My daughter is 26 years old. I have posted a couple of times several years ago. Once when she was in senior school and seemed to have no friends and once when she dropped out of university after a very short time. To cut a long story short she went to university came top in her year and has an amazing job which she loves. She has been on anti depressants since year one of uni & took an overdose in year three. It was a minor overdose if there can ever be called such a thing and she went back to uni (with permission of her psychiatrist) and finished just before covid. As far as I was concerned after this she had ‘normal’ ups and downs. During covid I was I’ll with cancer (but am now fine) and my husband was diagnosed with Parkinson’s. As a result he has semi retired and we decided to travel and do the things we wanted to do while we can. This time last year, while we were 4 days into our holiday our daughter took a serious overdose. She was on a ventilator & the. In a psych hospital for 4 weeks. This was a private hospital paired for by her company. She had ECT which didn’t work but seemed to be happier anyway. She came home seemed ok but took another overdose. Her psychiatrist then said she needed more support than he could give her & she went under the NHS. They have been wonderful but she has still had no talking therapy yet and last week she took another overdose. I was told the hospital would keep her in and after 4 hours with her at A&E they sent me home.
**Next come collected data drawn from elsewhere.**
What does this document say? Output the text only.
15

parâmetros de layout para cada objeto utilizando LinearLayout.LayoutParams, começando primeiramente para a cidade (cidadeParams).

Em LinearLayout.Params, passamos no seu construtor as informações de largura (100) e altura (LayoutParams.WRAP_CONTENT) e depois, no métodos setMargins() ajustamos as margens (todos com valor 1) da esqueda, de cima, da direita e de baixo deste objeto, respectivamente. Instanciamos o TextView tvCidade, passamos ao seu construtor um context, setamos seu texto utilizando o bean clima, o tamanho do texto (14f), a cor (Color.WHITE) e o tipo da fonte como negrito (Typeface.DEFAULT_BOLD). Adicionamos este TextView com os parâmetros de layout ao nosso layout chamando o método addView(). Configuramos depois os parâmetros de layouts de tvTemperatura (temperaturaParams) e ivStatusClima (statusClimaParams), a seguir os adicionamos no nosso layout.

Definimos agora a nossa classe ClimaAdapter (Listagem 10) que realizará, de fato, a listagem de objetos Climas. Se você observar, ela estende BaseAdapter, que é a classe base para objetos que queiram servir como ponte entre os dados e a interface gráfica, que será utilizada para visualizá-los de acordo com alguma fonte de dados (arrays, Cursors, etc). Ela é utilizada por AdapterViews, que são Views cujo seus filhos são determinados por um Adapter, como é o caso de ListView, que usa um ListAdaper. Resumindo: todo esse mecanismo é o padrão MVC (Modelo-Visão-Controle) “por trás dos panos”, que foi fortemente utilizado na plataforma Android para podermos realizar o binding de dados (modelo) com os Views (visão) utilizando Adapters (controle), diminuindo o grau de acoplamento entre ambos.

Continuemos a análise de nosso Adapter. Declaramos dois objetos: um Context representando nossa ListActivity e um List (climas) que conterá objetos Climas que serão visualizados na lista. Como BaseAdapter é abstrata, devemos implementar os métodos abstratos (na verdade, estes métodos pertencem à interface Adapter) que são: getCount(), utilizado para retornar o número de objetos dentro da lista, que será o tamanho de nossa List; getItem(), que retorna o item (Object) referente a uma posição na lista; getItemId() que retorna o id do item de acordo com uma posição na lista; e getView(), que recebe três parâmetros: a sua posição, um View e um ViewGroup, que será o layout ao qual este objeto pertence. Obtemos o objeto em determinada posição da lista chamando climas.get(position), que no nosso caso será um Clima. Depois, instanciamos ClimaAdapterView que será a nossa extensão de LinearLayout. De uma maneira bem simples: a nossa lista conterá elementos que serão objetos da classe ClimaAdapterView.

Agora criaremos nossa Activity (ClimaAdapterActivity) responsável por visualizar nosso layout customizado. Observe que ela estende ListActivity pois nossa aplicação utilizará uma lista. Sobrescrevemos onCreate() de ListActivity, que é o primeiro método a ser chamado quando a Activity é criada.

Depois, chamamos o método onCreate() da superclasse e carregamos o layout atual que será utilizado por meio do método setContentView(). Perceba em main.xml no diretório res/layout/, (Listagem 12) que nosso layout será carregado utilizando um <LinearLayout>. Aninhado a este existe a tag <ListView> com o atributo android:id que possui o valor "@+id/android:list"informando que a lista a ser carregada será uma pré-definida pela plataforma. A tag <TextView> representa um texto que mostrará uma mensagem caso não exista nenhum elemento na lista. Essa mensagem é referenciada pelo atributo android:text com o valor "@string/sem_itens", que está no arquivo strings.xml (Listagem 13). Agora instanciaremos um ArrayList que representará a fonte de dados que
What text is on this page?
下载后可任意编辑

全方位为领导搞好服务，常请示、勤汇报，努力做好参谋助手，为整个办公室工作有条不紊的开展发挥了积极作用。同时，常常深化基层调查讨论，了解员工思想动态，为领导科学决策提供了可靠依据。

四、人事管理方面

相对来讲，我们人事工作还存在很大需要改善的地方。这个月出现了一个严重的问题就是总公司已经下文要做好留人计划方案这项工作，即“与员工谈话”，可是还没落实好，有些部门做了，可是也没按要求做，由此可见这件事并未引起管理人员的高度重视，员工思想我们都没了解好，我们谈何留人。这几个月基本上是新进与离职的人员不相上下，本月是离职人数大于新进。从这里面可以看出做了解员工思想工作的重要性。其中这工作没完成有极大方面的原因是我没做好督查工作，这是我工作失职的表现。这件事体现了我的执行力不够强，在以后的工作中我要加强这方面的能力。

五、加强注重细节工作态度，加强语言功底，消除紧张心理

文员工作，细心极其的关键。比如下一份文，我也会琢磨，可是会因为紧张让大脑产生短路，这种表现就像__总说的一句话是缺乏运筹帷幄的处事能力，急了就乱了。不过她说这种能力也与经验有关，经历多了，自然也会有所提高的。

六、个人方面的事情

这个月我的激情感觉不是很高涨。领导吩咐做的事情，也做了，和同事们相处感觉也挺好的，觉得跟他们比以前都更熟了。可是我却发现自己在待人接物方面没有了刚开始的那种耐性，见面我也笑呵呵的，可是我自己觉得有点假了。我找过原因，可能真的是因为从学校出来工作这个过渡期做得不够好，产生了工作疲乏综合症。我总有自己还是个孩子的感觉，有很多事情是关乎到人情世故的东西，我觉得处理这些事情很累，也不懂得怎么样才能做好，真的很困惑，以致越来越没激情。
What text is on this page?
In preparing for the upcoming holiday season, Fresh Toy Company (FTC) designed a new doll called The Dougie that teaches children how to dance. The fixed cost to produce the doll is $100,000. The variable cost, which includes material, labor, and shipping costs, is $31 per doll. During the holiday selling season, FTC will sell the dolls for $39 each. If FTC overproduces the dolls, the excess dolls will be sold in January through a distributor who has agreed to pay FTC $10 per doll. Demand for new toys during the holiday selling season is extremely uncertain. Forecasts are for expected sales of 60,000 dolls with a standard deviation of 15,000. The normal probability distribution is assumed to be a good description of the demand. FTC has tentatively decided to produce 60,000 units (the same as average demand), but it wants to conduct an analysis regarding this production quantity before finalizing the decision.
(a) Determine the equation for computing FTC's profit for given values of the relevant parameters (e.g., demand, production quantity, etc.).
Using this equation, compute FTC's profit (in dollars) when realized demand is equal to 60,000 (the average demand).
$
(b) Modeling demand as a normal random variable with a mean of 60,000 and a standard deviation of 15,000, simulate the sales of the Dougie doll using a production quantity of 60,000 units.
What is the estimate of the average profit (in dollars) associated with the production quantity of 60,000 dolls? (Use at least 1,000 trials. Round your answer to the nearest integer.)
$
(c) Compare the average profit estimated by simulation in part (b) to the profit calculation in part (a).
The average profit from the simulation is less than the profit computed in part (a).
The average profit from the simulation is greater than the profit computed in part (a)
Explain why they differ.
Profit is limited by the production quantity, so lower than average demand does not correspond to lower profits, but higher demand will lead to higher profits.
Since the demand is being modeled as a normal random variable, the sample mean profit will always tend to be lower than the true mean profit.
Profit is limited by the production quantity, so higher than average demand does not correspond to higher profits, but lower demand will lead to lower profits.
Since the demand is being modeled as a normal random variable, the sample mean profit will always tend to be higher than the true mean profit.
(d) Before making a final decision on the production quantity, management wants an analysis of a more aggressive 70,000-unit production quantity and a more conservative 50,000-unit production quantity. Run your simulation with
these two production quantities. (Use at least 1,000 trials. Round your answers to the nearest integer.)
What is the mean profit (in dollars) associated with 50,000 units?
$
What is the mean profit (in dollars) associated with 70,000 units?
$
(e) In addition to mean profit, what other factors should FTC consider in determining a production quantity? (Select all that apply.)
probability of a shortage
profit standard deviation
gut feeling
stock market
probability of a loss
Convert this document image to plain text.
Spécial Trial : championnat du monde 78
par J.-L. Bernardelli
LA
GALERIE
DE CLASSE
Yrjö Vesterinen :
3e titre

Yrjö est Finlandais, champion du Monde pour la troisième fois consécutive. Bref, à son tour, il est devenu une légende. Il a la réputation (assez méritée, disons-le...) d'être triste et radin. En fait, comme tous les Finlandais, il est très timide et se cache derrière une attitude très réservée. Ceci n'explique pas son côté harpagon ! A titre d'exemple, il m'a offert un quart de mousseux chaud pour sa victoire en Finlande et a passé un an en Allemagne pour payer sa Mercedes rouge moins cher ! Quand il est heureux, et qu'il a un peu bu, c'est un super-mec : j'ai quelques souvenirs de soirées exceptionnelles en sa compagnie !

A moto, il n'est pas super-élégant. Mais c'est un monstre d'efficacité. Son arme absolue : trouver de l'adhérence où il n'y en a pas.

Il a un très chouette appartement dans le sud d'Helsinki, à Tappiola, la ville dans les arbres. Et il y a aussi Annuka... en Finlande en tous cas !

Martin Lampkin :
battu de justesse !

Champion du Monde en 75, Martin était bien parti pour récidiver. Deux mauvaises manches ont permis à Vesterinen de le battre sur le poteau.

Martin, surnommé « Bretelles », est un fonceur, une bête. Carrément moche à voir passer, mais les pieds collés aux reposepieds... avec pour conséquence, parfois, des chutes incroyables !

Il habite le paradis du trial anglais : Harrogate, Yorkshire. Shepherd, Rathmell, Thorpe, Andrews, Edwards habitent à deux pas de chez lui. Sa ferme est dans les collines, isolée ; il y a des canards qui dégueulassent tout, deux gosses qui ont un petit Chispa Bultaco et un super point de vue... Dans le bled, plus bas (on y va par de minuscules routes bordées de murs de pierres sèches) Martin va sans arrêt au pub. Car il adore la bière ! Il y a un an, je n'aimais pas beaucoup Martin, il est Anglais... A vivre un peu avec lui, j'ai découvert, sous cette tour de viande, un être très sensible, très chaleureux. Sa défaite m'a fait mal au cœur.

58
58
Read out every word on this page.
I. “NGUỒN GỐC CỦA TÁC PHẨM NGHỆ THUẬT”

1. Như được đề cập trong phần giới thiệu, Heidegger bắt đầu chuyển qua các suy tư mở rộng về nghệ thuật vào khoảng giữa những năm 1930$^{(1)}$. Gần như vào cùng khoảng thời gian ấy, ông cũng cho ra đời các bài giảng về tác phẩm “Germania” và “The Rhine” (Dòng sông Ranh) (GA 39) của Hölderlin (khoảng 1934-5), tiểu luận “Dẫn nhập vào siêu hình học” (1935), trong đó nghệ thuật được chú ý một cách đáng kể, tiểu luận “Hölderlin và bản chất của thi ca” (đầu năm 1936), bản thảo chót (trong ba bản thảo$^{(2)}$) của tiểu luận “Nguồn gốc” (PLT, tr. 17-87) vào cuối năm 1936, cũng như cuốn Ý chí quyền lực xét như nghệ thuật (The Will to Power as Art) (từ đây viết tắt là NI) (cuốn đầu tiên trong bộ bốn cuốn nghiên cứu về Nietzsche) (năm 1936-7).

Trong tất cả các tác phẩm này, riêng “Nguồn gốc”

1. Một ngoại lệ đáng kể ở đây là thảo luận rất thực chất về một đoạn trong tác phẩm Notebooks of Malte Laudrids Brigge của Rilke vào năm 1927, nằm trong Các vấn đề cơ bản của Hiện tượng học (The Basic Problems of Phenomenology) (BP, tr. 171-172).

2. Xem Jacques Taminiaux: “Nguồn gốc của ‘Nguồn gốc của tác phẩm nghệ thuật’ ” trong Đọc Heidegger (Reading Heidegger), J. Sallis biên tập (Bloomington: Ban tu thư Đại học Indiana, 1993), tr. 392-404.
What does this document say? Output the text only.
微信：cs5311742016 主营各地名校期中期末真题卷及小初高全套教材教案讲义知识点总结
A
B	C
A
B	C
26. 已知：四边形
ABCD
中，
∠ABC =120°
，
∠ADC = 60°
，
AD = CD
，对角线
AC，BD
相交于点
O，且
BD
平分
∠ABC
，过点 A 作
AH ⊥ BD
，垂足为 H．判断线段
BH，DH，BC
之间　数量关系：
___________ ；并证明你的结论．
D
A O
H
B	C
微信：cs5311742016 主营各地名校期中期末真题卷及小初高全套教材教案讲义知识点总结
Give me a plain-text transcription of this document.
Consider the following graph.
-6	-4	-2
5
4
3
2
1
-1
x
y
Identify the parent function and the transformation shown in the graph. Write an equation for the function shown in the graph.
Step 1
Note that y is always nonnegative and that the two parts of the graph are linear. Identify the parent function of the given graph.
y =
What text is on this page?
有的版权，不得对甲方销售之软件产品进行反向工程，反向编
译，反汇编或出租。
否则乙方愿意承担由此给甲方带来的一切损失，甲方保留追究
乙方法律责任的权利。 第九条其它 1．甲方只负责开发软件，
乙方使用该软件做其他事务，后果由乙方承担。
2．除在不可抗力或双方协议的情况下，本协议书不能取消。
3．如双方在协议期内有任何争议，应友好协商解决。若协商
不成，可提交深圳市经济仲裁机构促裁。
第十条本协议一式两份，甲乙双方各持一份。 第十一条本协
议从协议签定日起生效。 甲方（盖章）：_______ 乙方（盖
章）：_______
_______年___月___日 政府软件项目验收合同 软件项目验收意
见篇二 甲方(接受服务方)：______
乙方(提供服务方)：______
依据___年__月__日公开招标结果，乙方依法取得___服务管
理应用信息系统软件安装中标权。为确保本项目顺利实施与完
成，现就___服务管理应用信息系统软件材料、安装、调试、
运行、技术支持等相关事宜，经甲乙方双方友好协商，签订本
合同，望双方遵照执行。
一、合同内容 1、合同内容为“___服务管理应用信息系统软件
I got a call at 9pm from her to say she could come home. Yesterday, her caseworker was coming to see her so my daughter wanted me to go out (which I did). The caseworker came round with several people including one Dr when I got home I was told that they were getting a section order which had already been signed by two people but my daughter had agreed to go in voluntarily as they didn’t think she was safe at home.
My daughter wants to die. She doesn’t see the point of life. If you speak to her you would never know. She comes across as cheerful and happy. Only this week-end someone with a young girl told me how happy she would be if her daughter grew up like mine!
what will happen day to day in her NHS psychiatric ward? They didn’t think it was a good idea for me to go in with her as they said it was quite an overwhelming place & she should settle in first. I have only had one jokey message from her & she has switched her phone off. I love her so much and I cannot face the thought of life without her. I know they have taken her in to look at her drugs as well as she is on the top dose on several & they are not helping.
Can she be helped? Will she get better. After everything I have been through over the last few years I keep thinking it can’t get worse but it just keeps on going.
Can anyone give me some helpful advise or has been through anything like this themselves & recovered.